Daily photo by Gary Cosby Jr.|
Danny O'Driscoll with his painting of yellowhammers and pink camellia.
For artist, studying was for the birds
Best of Show winner says he never got lesson with brush, had much to learn about animals
By Paul Huggins
firstname.lastname@example.org · 340-2395
When Danny O'Driscoll says studying is for the birds, he means it — literally.
The winner of the Tuck Stone Best of Show Award for the Southern Wildlife Festival claims he's never had an art lesson in his life.
"It's just God-given talent," O'Driscoll said, standing in front of his acrylic painting of two yellowhammers and a pink camellia, the state bird and flower, respectively.
His booth is filled with dozens of works for which his livelihood depends, but two charcoal drawings he drew as an 8-year-old seemed to give him the most pride Friday night.
The cardinal and hummingbird were hardly the equal of his current works but they reveal the rare ability he had as a child.
"All I ever did as a kid was draw. I did it all the time. Really caused problems at school," O'Driscoll said.
But talent will only get an artist part of the way to make a living at it, he added.
Though he never studied art, he said he must study animals — their anatomy, characteristics, personality, habitat, everything that makes them tick.
"That's what really gives you a step up in this business, when you know something inside and out," he said.
Only O'Driscoll, 55, didn't open any textbooks or enter a classroom. He mostly watched the animals in zoos.
He spent five years as an artist at Riverbanks Park in Columbia, S.C., painting animals that helped educate the public on what they saw behind cages. He then spent five more at a zoo in Houston, Texas, before becoming an independent artist at 30.
He said the zoos were the best education he ever received. "I never knew anatomy before then, but I do now."
25 artists exhibiting
O'Driscoll is one of about 25 artists exhibiting at the 26th annual art show and sale at Calhoun Community College. The show continues Saturday from 10 a.m. to 5 p.m. and Sunday from 11 a.m. to 5 p.m.
Besides artwork, attendees can visit with live birds of prey, get tips on cooking wild game and watch demonstrations by wood decoy carvers both days. On Sunday afternoon, there also will be a retriever dog demonstration at 3:30.
The featured artist of the year is Larry Chandler of Hartselle, a three-time SWF Best of Show winner who died last March of pneumonia.
This was O'Driscoll's second Best of Show here, having won two years ago with his chickadees gathering on daisies.
He said his inspiration for the yellowhammers was merely never seeing the woodpecker portrayed at the show, which he thought odd considering it's the state bird.

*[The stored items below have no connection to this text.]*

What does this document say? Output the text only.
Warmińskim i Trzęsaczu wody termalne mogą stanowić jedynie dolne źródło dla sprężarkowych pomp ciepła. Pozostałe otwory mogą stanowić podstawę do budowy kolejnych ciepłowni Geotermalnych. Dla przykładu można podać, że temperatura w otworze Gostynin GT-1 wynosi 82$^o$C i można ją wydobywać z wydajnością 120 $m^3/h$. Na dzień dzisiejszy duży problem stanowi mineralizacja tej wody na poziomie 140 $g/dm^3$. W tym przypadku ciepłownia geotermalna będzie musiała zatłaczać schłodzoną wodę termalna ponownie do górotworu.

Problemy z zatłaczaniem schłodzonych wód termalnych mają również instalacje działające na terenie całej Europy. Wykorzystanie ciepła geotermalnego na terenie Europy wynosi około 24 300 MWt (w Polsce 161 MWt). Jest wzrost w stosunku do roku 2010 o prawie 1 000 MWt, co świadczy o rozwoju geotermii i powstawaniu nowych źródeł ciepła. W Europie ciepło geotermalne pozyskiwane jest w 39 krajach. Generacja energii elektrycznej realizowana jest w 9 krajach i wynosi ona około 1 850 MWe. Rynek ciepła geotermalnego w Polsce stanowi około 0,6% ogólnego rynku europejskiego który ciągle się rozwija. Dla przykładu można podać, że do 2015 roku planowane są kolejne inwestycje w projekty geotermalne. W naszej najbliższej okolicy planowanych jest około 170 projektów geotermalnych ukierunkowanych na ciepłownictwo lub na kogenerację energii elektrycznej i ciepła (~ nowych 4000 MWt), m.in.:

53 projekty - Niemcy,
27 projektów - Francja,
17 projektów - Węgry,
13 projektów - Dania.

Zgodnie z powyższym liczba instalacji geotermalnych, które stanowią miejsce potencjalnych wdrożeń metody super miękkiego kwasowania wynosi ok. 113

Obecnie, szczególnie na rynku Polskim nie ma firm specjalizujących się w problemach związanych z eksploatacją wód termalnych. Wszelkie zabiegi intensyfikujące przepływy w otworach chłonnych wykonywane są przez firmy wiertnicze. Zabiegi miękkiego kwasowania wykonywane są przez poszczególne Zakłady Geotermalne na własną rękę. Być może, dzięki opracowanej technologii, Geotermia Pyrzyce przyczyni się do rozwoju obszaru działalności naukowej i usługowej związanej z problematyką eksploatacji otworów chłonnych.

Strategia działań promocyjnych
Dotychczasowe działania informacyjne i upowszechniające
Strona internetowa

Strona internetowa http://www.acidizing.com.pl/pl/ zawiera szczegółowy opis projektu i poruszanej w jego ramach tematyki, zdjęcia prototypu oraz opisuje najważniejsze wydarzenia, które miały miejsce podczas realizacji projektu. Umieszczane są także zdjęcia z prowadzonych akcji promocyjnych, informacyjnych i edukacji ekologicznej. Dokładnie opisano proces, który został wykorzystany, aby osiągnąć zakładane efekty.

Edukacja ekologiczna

The scene, a male and female feeding on bee larvae embedded in a fence post, however, was taken from first-hand experiences.
"I've put up a lot of fencing and found where these woodpeckers had been pecking away trying to get at the larvae. They'll just ravage a cedar post," O'Driscoll said. "I've gone to treated lumber now."
Buyer appreciates detail
The painting sold months ago to Doug Shoemaker, a retired Solutia engineer whose Decatur home has long displayed O'Driscoll works.
"It's the quality, the amount of time and the details, the accuracy," Shoemaker said, describing why he's drawn to O'Driscoll's paintings.
"Anything he does, he is so focused on accuracy."
O'Driscoll qualified for best of show by taking first place in the painting feathers category. The remaining ribbons were as follows:
Painting, feathers: second, Martiena Richter, great horned owl; third, Dustin Curtis, bald eagle.
Painting, fur: first, Liz Scott, wolf; second, Corey Carlson, October Dawn; third, Beverley Newton, wolves.
Painting, general: first, Odessa, butterflies; second Steve Burney, box turtle; third, Joey Newton, magnolia blossoms.
Carving and sculpture: first, Harold and Bettie Huie, kestrel; second, Dan Brueggeman, pheasants; third, Euyless and Aurora Holcomb, meadowlark.
Photography: first, Mike Segarski and Kay Benedict, warbler; second, Steve David, eagle; third, Reggie Kemp, butterfly.
26th Annual Southern Wildlife Festival
What: Art show and sale featuring about 25 artists from across America; duck decoy competition; wildlife cooking seminars; birds of prey and retriever dog demonstrations.
When: Saturday 10 a.m. to 5 p.m. and Sunday 11 a.m. to 5 p.m.
Where: Calhoun Community College.
Cost: $3 for adults, $2 for students and senior citizens; free for children 6 and younger.